October 10, 2010 in Nation/World

Denver man is ‘hero of the day’ for Chile mine

Drilling expert was called in to operate rescue’s ‘Plan B’ rig
Michael Warren Associated Press
 
Associated Press photo

Jeff Hart, the T130 drill operator from Denver, embraces Elizabeth Segovia, sister of trapped miner Dario Segovia Rojo, at the San Jose mine near Copiapo, Chile, on Saturday.
(Full-size photo)

SAN JOSE MINE, Chile – Jeff Hart was drilling water wells for the U.S. Army’s forward operating bases in Afghanistan when he got the call to fly to Chile.

He spent the next 33 days on his feet, operating the drill that finally provided a way out Saturday for 33 trapped miners.

“You have to feel through your feet what the drill is doing. It’s a vibration you get so that you know what’s happening,” explained Hart, a contractor from Denver.

A muscular, taciturn man with callused hands and a sunburned face, Hart normally pounds rock for oil or water.

He’s used to extreme conditions while he works the hydraulic levers that guide the drills’ hammers.

But this was different: Thirty-three lives were depending on him.

“I was nervous today,” said Hart, 40.

He joked that he thought it was his heart stopping when he felt an unexplained “pop” just before the drill broke through into a chamber far underground.

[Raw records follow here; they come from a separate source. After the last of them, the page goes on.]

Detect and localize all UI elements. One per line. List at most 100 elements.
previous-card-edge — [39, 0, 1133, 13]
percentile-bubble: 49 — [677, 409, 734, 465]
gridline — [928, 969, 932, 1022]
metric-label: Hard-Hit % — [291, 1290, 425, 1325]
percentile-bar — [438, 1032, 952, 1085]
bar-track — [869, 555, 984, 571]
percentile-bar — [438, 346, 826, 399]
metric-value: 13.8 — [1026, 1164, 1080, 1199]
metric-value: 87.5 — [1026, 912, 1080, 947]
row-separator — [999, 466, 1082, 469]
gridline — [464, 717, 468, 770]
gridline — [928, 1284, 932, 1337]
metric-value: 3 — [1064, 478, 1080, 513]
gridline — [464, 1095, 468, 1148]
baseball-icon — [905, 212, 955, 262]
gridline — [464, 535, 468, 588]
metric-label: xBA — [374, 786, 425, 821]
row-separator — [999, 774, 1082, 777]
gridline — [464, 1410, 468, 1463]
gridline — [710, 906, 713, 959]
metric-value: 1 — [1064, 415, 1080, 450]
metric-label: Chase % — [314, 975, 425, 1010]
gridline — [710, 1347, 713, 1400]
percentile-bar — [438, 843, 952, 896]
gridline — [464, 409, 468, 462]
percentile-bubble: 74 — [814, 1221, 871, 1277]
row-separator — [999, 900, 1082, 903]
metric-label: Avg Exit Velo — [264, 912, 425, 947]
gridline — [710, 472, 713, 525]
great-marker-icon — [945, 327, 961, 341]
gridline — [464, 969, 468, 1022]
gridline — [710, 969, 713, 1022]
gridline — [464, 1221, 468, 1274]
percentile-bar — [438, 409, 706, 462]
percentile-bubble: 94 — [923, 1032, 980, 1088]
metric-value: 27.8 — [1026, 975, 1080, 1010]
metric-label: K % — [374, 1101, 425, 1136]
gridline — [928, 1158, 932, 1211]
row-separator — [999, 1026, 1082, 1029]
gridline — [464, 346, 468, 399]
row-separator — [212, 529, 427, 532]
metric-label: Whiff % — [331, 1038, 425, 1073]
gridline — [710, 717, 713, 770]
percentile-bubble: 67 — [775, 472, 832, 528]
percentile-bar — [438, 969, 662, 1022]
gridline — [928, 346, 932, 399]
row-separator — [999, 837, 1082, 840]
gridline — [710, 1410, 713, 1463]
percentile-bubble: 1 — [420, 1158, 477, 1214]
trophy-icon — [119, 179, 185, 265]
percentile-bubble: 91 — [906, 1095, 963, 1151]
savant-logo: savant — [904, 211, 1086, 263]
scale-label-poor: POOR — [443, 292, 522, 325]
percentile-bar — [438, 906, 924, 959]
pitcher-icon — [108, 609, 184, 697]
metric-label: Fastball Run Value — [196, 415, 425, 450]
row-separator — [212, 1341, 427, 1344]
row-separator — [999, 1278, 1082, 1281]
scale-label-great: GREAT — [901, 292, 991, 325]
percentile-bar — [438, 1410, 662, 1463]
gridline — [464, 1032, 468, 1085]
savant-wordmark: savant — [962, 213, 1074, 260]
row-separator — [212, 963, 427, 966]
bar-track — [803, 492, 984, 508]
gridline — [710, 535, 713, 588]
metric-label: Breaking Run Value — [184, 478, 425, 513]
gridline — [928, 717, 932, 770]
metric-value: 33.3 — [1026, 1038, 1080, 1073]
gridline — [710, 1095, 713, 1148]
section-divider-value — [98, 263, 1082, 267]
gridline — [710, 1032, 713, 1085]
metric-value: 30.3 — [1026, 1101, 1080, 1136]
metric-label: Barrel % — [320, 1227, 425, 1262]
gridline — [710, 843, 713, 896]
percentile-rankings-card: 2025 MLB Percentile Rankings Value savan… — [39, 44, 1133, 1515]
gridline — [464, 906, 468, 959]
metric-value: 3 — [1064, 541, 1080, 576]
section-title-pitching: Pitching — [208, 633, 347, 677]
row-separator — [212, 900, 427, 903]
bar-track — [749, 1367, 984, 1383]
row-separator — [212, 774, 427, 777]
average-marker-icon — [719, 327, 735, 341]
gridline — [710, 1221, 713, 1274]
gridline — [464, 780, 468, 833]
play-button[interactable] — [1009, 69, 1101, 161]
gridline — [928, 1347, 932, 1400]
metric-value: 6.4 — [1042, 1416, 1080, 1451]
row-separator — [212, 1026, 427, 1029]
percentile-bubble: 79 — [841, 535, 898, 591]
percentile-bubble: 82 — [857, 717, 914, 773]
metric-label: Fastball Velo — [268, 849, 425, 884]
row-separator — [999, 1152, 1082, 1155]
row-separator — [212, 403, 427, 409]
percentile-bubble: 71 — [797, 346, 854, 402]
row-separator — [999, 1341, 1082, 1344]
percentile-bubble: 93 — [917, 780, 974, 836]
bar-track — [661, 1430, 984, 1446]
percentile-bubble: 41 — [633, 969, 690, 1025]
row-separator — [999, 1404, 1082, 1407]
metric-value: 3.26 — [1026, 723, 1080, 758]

Within hours after the gold and copper mine collapsed Aug. 5, Chile’s government realized the mine’s owners were ill-equipped to handle the rescue and asked the state-owned Codelco mining company to take the lead.

Codelco turned to Geotec Boyles Bros., a U.S.-Chilean company, to handle the “Plan B” escape shaft, one of three simultaneous drilling efforts that raced to reach the miners.

Geotec operations manager James Stefanic said he quickly assembled “a top-of-the-line team” of drillers who are intimately familiar with the key equipment, including engineers from two Pennsylvania companies – Schramm Inc., which makes the T130 drill, and Center Rock Inc., which makes the drill bits.

Hart was called in from Afghanistan “simply because he’s the best” at drilling larger holes with the T130’s wide-diameter drill bits, Stefanic said.

At one point, the drill struck a metal support beam in the poorly mapped mine, shattering its hammers. Fresh equipment had to be flown in from the United States and progress was delayed for days as powerful magnets were lowered to pull out the pieces.

Stefanic and Hart called it the most difficult hole they had ever drilled because of the lives at stake.

“If you’re drilling for oil and you lose the hole, it’s different. This time there’s people down below,” Stefanic said.

“We ruined some bits, worked through the problems as a team, and broke through,” Hart said. “I’m very happy now.”

Miners’ relatives crowded around Hart on Saturday, hugging and posing for pictures with him.

“He’s become the hero of the day,” said Dayana Olivares, whose friend Carlos Bugueno is one of the miners stuck below.

Hart has a home in Denver but works for long periods abroad as a contractor for the Layne Christensen company based in Mission Woods, Kan.

“We spend most of our time away from our families, but we don’t have the what-ifs they have down there,” he said of the miners. “Now they have an avenue to come out.”